Office workers hanging or putting moral symbols in their office may find comfort in knowing that a supernatural being is protecting them. A new study suggests that these acts may actually ward off morally compromised bosses.
In a study published in the Academy of Management Journal, researchers have discovered that when employees exhibit moral symbols like a Buddha, virtuous quotes or religious images in their office space, it can help prevent their supervisors from asking them to do evil actions.
"It causes others in their vicinity to behave slightly more ethical," Sreedhari Desai, from the University of North Carolina-Chapel Hill, said.
"If the person happens to be your boss, they would be less likely to ask you to do something that's unethical," she added.
The researchers have conducted five experiments and one survey. A total of 148 students were asked to exchange emails with anonymous people named Pat and Sam. The group was divided into two, who received emails from either the two people. Pat sent a moral quote which says, "Better to fail with honor than succeed by fraud" while Sam didn't.
In the lab experiment, the researchers have asked the participants to decide whether they would send an honest or deceptive message to the other group. And they were told that they'll lose $18 if they sent an honest message and only $3 if they'll send a deceptive message.
Findings have showed that in Pat's group, among the members of the team who received a moral quote, about 46 percent chose to send a deceptive message compared to 64 percent in the other group.

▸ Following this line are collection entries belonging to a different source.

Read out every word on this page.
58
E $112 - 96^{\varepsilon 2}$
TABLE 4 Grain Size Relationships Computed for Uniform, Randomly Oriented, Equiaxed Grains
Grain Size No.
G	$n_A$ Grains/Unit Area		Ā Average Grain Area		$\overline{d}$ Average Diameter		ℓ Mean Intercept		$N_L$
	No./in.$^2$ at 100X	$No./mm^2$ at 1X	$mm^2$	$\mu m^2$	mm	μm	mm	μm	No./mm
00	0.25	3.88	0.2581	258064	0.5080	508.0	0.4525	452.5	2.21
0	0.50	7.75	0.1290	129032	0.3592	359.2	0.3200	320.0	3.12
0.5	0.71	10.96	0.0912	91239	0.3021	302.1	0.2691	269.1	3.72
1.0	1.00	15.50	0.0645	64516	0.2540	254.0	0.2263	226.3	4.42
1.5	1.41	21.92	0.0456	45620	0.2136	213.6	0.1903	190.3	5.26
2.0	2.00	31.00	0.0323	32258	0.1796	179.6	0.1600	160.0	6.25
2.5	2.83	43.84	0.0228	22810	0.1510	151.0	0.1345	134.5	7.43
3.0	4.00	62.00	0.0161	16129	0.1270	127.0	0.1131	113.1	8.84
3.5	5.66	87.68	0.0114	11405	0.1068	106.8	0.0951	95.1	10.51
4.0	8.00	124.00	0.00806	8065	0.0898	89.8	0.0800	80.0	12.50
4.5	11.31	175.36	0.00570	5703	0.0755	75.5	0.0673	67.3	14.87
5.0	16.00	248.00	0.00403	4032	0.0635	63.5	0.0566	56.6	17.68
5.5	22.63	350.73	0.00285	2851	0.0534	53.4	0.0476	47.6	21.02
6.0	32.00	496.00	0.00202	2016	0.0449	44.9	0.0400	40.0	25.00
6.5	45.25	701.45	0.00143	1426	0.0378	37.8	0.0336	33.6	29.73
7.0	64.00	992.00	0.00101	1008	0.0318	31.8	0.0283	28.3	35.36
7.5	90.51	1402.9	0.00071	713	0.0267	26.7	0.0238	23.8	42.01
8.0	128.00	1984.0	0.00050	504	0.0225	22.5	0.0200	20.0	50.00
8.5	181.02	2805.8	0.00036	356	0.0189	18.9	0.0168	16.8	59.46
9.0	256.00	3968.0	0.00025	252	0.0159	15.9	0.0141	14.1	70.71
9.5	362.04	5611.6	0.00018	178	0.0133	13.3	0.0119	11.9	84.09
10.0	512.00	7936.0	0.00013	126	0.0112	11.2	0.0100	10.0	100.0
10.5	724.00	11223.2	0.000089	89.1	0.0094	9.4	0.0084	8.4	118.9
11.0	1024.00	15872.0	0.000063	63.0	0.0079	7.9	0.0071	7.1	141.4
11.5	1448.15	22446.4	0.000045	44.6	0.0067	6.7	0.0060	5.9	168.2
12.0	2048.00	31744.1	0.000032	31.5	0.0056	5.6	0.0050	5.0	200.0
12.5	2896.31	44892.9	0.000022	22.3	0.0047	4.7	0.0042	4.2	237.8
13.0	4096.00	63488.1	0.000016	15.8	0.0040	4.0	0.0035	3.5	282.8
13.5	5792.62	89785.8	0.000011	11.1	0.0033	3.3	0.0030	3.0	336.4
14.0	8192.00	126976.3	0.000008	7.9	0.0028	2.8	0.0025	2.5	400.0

When they were asked who they would want to receive a deceptive message, 23 percent said they are willing to send it to Pat compared to 55 percent who chose to send it to Sam.
The researchers thought of applying their study in a real-life setting in India. They recruited 104 pairs of workers and their managers. They asked managers how often their partners displayed religious symbols like images of Buddha or Krishna on their desk.
The subordinates, on the other hand, were asked on how often their managers requested them to do something suspicious. They found that those who displayed moral symbols were less likely to be asked to do something bad or unethical.
"In sum, our findings show that followers can serve as a form of social influence to guide their leader's behavior and reduce the occurrence of unethical acts in the workplace," the researchers said in the study.